Dosya kapsamından, ZMSS poliçesi bulunmayan … plakalı aracın, 05/03/2010 tarihinde, davacının sürücüsü olduğu motosiklete çarpması nedeniyle meydana gelen trafik kazası neticesinde, davacının yaralandığı, davacının bu yaralanma nedeniyle işbu davada, bakıcı tazminatı talebinde bulunduğu ve Mahkemece yukarıda belirtildiği şekilde karar verildiği anlaşılmıştır.

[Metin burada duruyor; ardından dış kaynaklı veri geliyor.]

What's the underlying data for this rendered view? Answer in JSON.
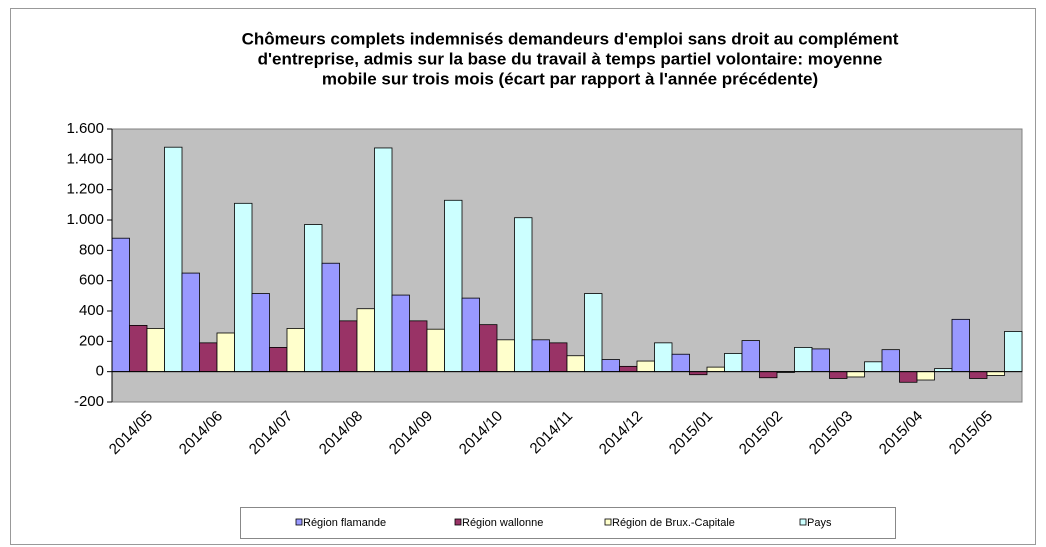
{
  "chart_data": {
    "type": "bar",
    "title": [
      "Chômeurs complets indemnisés demandeurs d'emploi sans droit au complément",
      "d'entreprise, admis sur la base du travail à temps partiel volontaire: moyenne",
      "mobile sur trois mois (écart par rapport à l'année précédente)"
    ],
    "categories": [
      "2014/05",
      "2014/06",
      "2014/07",
      "2014/08",
      "2014/09",
      "2014/10",
      "2014/11",
      "2014/12",
      "2015/01",
      "2015/02",
      "2015/03",
      "2015/04",
      "2015/05"
    ],
    "series": [
      {
        "name": "Région flamande",
        "color": "#9999ff",
        "values": [
          880,
          650,
          515,
          715,
          505,
          485,
          210,
          80,
          115,
          205,
          150,
          145,
          345
        ]
      },
      {
        "name": "Région wallonne",
        "color": "#993366",
        "values": [
          305,
          190,
          160,
          335,
          335,
          310,
          190,
          35,
          -20,
          -40,
          -45,
          -70,
          -45
        ]
      },
      {
        "name": "Région de Brux.-Capitale",
        "color": "#ffffcc",
        "values": [
          285,
          255,
          285,
          415,
          280,
          210,
          105,
          70,
          30,
          -5,
          -35,
          -55,
          -25
        ]
      },
      {
        "name": "Pays",
        "color": "#ccffff",
        "values": [
          1480,
          1110,
          970,
          1475,
          1130,
          1015,
          515,
          190,
          120,
          160,
          65,
          20,
          265
        ]
      }
    ],
    "ylim": [
      -200,
      1600
    ],
    "yticks": [
      -200,
      0,
      200,
      400,
      600,
      800,
      {
        "value": 1000,
        "label": "1.000"
      },
      {
        "value": 1200,
        "label": "1.200"
      },
      {
        "value": 1400,
        "label": "1.400"
      },
      {
        "value": 1600,
        "label": "1.600"
      }
    ],
    "plot_background": "#c0c0c0"
  }
}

2918 sayılı Karayolları Trafik Kanunu’nun 111. maddesinde; “Bu Kanunla öngörülen hukuki sorumluluğu kaldıran veya daraltan anlaşmalar geçersizdir. Tazminat miktarlarına ilişkin olup da yetersiz veya fahiş olduğu açıkça belli olan anlaşmalar veya uzlaşmalar yapıldıkları tarihten başlayarak iki yıl içinde iptal edilebilir.” hükmüne yer verilmiştir. Bu yasa hükmüne göre, hukuki sorumluluğu kaldıran veya daraltan anlaşmalar geçersizdir.
Somut uyuşmazlıkta, Mahkemece her ne kadar 2918 sayılı Karayolları Trafik Kanunu’nun 111/2.maddesinde öngörülen iki yıllık hak düşürücü süre nedeniyle davanın reddine karar verilmiş ise de; taraflar arasında düzenlenen 08/08/2012 tarihli “Makbuz ve İbraname” başlıklı belgede, davacı tarafın fazlaya ilişkin haklarının saklı tutulduğu yazıldığından, öncelikle bu belgenin anılan maddede belirtilen ibraname olarak nitelendirilmesi doğru olmamıştır. Bu belge ancak bir ödeme makbuzu olarak değerlendirilebilir. Ayrıca davalı vekilinin cevap dilekçesinde ve ibranamede, davalı tarafça 08/08/2012 tarihinde yapılan ödemenin açık bir şekilde maluliyet tazminatı olduğu belirtilmiştir. Yargıtay 17. Hukuk Dairesinin 08/02/2021 tarih ve 2020/… Esas-2021/… Karar sayılı ilamı ile Dairemizin yerleşik kararlarında vurgulandığı üzere, sürekli bakıcı gideri zararı ZMSS poliçesindeki tedavi gideri teminatı kapsamında olduğundan, poliçedeki sakatlık teminatı kapsamında ödenen maluliyet tazminatına ilişkin ödeme makbuzunun, işbu davada talep edilen bakıcı gideri tazminatı yönünden dikkate alınması da doğru değildir. Bu nedenle, davacı vekilinin istinaf başvurusundaki iddia ve itirazlar yerinde görülmüştür.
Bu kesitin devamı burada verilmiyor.